Florida Gov. Ron DeSantis announced the state will purchase 20,000 acres of wetlands in the Florida Everglades from a private landowner.
Kanter Real Estate owns the land, located in a water conservation area within the Everglades protection area in western Broward County. The Kanter family will sell the land for $16.5 million before June 30, or $18 million after that date, according to the Miami Herald.
The governor’s office said the sale would be the largest wetland acquisition in a decade and will protect the wetlands permanently from oil drilling, which was the Kanter family’s intention. With the acquisition, nearly 600,000 acres of wetlands will be preserved.
The Florida Department of Environmental Protection, the agency that reached an agreement with Kanter Real Estate to purchase the land, had previously denied a permit for exploratory oil drilling on the site west of Miramar. Last year, an appeals court ordered the DEP to issue the permit, reversing the agency’s denial of a permit.
An expert hired by Kanter Real Estate testified at the time that there was a 23 percent chance of finding oil on the company’s site.
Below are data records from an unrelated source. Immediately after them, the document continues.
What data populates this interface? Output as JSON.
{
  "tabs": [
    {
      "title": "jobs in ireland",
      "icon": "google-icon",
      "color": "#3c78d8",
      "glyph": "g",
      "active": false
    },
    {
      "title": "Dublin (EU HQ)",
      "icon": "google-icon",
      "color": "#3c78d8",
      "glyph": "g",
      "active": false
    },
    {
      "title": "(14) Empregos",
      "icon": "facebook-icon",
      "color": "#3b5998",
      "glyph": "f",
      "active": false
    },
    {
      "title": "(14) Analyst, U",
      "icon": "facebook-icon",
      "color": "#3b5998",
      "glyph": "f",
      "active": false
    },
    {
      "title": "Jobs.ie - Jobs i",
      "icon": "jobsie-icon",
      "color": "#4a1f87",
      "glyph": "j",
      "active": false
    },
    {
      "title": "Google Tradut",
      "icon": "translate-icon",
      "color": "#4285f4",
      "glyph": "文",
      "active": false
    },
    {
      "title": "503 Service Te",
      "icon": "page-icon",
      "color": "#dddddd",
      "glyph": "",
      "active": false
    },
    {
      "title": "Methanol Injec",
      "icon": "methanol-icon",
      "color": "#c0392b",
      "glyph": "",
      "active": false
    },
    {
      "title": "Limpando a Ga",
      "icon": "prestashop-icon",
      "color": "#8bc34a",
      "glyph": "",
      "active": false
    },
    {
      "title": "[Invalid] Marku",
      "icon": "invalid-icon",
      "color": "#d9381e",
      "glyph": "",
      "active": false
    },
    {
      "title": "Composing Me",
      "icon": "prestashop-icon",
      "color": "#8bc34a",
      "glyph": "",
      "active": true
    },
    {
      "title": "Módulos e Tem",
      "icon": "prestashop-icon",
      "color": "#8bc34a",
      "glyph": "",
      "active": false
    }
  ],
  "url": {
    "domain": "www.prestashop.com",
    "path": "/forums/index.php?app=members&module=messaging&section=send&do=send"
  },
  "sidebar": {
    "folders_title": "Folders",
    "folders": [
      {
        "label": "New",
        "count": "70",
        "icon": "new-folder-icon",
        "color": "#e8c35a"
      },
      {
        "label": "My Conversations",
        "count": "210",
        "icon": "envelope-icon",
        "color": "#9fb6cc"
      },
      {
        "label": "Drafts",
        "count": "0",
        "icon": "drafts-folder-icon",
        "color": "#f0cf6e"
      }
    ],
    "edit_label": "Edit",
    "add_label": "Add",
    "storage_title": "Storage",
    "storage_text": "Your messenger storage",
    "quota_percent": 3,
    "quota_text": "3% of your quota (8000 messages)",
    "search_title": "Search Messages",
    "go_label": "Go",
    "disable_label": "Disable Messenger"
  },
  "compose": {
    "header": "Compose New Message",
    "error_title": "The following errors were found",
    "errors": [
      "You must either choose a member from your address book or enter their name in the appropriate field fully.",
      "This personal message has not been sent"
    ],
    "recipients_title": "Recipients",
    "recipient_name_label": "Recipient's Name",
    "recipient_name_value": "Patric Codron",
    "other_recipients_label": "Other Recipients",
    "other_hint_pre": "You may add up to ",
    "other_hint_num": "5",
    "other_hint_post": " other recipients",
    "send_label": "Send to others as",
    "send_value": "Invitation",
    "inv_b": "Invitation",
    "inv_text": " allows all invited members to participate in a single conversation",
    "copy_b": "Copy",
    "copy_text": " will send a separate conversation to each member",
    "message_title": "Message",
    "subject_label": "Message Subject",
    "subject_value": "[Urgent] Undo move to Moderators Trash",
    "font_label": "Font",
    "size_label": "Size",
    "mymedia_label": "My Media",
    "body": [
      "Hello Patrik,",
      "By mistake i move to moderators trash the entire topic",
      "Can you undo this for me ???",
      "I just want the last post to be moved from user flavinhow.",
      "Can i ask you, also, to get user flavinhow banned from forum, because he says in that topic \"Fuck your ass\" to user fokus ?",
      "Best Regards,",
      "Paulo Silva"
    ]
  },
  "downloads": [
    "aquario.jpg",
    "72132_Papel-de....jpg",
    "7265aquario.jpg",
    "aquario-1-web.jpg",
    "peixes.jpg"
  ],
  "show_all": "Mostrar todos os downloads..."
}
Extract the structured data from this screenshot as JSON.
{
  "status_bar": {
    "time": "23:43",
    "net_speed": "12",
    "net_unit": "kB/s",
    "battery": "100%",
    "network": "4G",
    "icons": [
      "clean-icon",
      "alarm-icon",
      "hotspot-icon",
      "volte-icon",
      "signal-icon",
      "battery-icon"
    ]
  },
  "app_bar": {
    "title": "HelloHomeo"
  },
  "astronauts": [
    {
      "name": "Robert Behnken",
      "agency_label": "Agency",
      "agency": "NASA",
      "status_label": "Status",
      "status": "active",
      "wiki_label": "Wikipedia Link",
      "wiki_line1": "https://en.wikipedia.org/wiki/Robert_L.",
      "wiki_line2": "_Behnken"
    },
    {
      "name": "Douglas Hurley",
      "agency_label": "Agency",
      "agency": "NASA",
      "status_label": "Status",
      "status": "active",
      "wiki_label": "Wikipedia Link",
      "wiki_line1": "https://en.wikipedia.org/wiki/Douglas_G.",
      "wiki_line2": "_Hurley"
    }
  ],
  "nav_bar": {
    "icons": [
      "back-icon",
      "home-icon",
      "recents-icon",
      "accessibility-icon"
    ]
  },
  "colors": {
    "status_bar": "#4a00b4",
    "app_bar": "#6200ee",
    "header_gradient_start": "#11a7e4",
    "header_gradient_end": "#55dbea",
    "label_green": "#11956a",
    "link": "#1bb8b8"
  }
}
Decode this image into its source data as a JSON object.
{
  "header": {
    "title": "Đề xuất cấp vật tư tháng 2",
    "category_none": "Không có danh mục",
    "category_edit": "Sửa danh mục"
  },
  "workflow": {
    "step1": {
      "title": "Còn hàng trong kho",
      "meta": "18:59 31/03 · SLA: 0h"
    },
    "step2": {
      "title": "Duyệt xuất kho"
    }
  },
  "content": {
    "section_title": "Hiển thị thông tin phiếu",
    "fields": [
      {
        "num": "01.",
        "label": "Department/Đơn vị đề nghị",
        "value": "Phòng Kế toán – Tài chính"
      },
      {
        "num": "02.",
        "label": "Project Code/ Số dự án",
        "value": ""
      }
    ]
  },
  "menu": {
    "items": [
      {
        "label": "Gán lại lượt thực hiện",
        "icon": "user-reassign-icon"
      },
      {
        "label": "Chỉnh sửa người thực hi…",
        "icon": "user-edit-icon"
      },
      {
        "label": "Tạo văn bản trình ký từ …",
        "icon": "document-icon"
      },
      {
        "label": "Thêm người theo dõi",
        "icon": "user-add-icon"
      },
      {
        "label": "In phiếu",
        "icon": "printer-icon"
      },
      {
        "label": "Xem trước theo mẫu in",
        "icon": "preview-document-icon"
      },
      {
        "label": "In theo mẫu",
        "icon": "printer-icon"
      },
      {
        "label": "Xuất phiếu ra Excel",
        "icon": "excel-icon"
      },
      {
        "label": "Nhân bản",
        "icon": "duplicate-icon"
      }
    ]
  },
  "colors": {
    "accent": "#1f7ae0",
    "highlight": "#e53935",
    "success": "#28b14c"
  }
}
When the Kanter family purchased the land decades ago, it planned to build a new city in the Everglades.
“Floridians know that oil drilling and exploration in the Greater Everglades is dangerous and must be stopped – it threatens our water supply and fragile ecosystems, especially in the face of climate change impacts,” said Cara Capp, senior Everglades program manager for the National Parks Conservation, in a press release.